Banda Aceh – Kita memang tidak bisa memilih dari orang tua mana kita dilahirkan. Tapi kita bisa memilih tujuan hidup seperti apa yang kita inginkan. Ungkapan ini agaknya cocok untuk menggambarkan sosok salah seorang wisudawan Universitas Islam Negeri (UIN) Ar-Raniry Banda Aceh yang diwisuda, Rabu (24/8/2022) di Gedung Auditorium Prof Ali Hasjmy Darussalam Banda Aceh.
Dia adalah Nurhazizah Nasution, wisudawan dari Program Studi Ilmu Perpustakaan Fakultas Adab dan Humaniora UIN Ar-Raniry Banda Aceh. Dia bersama 1.848 wisudawan lainnya diwisuda pada Semester Genap Tahun Akademik 2021/20022 yang dilaksanakan secara daring dan luring selama 3 (tiga) hari, pada tanggal 22-24 Agustus 2022.
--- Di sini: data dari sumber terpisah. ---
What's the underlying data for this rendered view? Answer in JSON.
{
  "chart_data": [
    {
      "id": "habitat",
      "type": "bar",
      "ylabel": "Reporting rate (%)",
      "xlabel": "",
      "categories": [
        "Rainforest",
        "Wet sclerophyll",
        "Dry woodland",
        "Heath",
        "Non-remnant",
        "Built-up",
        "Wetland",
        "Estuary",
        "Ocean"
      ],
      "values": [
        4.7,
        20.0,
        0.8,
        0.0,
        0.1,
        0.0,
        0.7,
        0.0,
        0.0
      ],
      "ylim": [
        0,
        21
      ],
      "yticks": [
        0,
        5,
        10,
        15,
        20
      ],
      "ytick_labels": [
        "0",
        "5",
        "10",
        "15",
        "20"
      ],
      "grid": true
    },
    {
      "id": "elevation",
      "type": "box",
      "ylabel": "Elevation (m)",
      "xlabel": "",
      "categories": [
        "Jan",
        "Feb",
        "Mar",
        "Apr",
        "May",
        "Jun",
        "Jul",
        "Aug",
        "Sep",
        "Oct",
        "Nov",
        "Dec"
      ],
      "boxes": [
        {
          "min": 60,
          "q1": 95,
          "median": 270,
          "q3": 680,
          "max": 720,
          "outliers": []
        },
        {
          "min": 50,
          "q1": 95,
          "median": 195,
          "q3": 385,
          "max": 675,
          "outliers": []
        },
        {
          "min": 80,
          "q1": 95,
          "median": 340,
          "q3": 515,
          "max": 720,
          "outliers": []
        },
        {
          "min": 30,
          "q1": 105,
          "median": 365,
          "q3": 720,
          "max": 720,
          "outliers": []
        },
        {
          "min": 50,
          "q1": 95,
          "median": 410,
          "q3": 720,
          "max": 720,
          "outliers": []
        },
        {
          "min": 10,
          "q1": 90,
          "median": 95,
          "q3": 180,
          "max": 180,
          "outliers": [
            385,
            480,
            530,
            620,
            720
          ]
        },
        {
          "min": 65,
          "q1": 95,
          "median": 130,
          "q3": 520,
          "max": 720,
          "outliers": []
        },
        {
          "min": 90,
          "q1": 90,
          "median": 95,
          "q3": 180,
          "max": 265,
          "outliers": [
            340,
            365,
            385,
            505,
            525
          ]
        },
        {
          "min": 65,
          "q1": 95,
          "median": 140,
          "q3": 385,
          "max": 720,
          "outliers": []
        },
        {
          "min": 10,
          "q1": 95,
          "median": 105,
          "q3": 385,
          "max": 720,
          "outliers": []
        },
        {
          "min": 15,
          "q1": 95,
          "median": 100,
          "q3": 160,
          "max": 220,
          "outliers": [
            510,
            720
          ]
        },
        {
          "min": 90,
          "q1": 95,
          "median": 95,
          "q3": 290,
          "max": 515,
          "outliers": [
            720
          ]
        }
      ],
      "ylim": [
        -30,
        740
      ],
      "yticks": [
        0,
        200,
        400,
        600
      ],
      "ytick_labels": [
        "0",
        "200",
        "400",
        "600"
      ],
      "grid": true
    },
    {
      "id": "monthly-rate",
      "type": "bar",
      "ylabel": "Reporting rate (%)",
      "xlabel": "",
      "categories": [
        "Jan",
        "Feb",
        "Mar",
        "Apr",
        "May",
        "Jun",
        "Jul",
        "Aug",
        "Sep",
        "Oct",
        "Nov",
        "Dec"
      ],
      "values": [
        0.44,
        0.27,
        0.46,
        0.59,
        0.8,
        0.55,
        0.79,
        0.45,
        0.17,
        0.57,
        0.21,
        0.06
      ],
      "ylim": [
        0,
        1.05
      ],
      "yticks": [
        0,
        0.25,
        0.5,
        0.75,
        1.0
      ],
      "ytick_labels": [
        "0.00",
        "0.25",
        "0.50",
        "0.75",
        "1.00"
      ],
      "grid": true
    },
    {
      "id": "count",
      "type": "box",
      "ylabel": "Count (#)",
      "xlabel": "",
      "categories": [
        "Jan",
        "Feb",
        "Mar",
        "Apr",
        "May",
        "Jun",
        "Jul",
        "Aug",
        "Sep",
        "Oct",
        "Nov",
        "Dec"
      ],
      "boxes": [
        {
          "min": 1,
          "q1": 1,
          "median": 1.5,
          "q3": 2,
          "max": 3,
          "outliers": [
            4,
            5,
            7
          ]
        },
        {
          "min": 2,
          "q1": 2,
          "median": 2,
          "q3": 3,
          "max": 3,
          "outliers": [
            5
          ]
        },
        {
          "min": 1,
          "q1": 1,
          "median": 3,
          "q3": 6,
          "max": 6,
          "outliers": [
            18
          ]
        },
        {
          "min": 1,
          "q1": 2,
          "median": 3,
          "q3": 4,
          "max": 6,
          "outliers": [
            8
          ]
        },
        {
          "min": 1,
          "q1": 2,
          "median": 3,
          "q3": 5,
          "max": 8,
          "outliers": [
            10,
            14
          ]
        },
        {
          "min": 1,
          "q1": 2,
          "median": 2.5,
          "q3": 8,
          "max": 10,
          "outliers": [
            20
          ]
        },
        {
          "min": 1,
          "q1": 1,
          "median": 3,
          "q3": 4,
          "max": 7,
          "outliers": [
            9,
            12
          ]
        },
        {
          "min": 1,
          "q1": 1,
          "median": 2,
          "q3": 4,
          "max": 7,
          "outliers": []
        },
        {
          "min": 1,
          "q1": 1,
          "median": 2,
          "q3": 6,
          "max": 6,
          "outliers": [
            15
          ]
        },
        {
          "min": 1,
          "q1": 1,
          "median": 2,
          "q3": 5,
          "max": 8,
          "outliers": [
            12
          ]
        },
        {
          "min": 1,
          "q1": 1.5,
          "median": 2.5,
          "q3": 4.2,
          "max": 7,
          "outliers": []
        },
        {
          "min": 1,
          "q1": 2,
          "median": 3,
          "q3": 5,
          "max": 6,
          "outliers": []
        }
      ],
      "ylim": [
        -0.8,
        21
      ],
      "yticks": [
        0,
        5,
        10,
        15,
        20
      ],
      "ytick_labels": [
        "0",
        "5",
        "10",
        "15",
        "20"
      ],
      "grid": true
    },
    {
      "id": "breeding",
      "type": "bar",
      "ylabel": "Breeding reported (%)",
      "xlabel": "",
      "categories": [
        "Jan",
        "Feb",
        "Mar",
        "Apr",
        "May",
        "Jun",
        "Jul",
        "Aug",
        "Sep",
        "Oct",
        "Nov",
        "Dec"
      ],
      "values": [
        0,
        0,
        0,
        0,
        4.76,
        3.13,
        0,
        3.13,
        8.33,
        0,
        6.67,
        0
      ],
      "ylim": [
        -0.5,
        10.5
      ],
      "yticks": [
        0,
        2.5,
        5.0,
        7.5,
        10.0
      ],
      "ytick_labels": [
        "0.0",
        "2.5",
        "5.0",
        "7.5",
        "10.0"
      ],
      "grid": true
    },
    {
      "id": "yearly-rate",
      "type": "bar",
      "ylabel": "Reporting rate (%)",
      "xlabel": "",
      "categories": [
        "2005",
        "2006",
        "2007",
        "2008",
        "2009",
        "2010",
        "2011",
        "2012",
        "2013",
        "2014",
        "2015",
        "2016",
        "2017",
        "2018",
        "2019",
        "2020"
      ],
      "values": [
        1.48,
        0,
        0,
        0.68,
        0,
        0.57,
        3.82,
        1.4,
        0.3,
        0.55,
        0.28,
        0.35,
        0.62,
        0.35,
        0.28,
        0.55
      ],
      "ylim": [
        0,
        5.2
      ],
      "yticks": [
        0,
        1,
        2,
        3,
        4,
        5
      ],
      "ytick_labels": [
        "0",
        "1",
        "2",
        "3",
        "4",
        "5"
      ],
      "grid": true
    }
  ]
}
Perempuan kelahiran, Trumon, 30 April 1998 ini lulus dengan Indeks Prestasi Kumulatif (IPK) 3,35 atau berpredikat sangat baik. Anak kedua dari pasangan Alm. Taufik Nasution dan Jabidah ini berhasil meraih gelar Sarjana Ilmu Perpustakaan (S.IP) dalam rentang waktu lima tahun.
Namun, yang menjadi inspirasi dan kisah hebat dari perempuan asal Kota Meulaboh, Aceh Barat ini bukan karena mampu menyelesaikan studi dengan predikat sangat baik dan ditempuh dalam 10 semester.
Tapi kisah perjalanan kehidupan dan proses mencapai gelar sarjana ini yang menjadi inspirasi dan contoh yang patut diteladani oleh sebagian mahasiswa yang bernasib sama atau pun lebih dari Nurhazizah.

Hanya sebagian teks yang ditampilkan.